Looking at all these months at-a-glance, I've come to learn that my favorite days on the calendar can be the blank days. I'll even dare to say that the more empty days I see the better. I get it, though. We all have seasons in our life where we’re busier than others, unforeseen circumstances arise, obligations are inevitable.
That’s why unscheduling is so important to me.
But here's where it gets tricky: Say I’m trying to schedule time with someone, or more than one person, and I keep seeing an unscheduled day just sitting there all blank and beckoning. I start negotiating with myself about whether I should offer up some of my unscheduled time because it works for everyone else and my recovering, internal over-giver voice starts speaking a little louder than I'd like.
Why do I suddenly feel like other people's time should be more important than mine? And why on earth do I feel selfish for wanting to preserve my unscheduled time?
For now, here's what I've learned about this.
After being unknowingly disconnected from myself for a good part of my life, keeping my unscheduled time becomes The Work.

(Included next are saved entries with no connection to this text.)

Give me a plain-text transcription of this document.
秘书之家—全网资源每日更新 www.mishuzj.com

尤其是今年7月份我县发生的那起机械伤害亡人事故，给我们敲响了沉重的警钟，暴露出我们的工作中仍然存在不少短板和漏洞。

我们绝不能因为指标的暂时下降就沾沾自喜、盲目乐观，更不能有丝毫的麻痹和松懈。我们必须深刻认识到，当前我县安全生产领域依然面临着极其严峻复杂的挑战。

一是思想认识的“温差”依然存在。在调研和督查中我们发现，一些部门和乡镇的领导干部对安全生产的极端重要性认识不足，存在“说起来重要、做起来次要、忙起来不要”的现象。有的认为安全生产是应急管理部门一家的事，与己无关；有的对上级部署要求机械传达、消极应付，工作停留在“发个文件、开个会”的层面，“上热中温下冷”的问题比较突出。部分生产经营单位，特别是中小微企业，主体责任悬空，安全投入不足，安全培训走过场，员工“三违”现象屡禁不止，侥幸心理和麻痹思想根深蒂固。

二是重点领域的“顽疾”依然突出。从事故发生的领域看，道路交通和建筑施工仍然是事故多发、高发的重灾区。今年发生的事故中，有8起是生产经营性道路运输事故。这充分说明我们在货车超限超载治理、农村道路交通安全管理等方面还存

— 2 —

It's nothing less than keeping commitments to myself.
Fundamentally, can I resist the urge to give up my unscheduled time and continue honoring myself, despite my formerly conditioned belief that I'm being selfish if I'm not being selfless?
So far, I think it comes down to this:
We don't have to up all our calendar squares with activities and commitments any more than we have to fill up all the blank spaces in our home with scented candles and knick-knacks, or the blank spaces in conversations with small talk and head nods. It's not always about what we do, but what we don't do.